Yes, users know they should not be catching up on Netflix on their office laptops. Nor should they be downloading files that have nothing to do with work. But people continue to do so.
Some organisations have gone further with separation. Already, the Singapore government has forced public servants to use separate devices to surf the Web, even for work.
And security firms are rolling out technologies that allow organisations to monitor what users are doing on their PCs at work.
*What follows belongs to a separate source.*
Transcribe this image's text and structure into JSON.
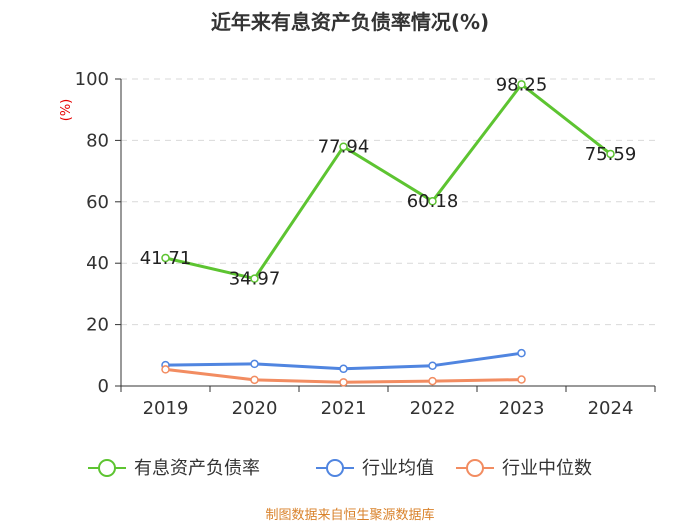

Forcepoint’s SureView Insider Threat software, for example, enables companies to record suspicious activity on a user’s laptop in the form of a desktop video capture.
This means if a user moves files from a server onto his desktop, then saves it on a USB flash drive and deletes the “evidence” on his PC, the system could raise an alarm of a potential theft of data.
This sounds scary to users at first but the technology also works to exonerate someone who may have been an unwitting victim of a cyber attack. Forcepoint would have also recorded the moment when he clicked on a link that led him to a malware-infested website.
This powerful tool clearly has to be under lock and key. An administrator accessing it will be logged doing so. And it’s likely he will only check on a particular user if he is flagged by the system accessing the risks of thousands of actions performed across a network.
Still, this is a sign of the times. If you want security, you can’t have privacy, as a saying goes. Like it or not, tighter monitoring of corporate devices will be more common in future.
Sadly, the sophisticated cyber threats faced today means organisations have to assume their networks are already compromised and they have to more closely monitor what happens within their firewall, not just what’s trying to get inside.
For users, this means finally facing the reality that a corporate laptop or smartphone really isn’t your personal device.
Just like you don’t want to be caught on a CCTV camera doing personal stuff in the office, you would not want to do so when connected to your office network.
It’s time to stop adding your doctor’s appointments and dinner dates on your corporate calendar. And definitely, do not download pirated music on your company laptop.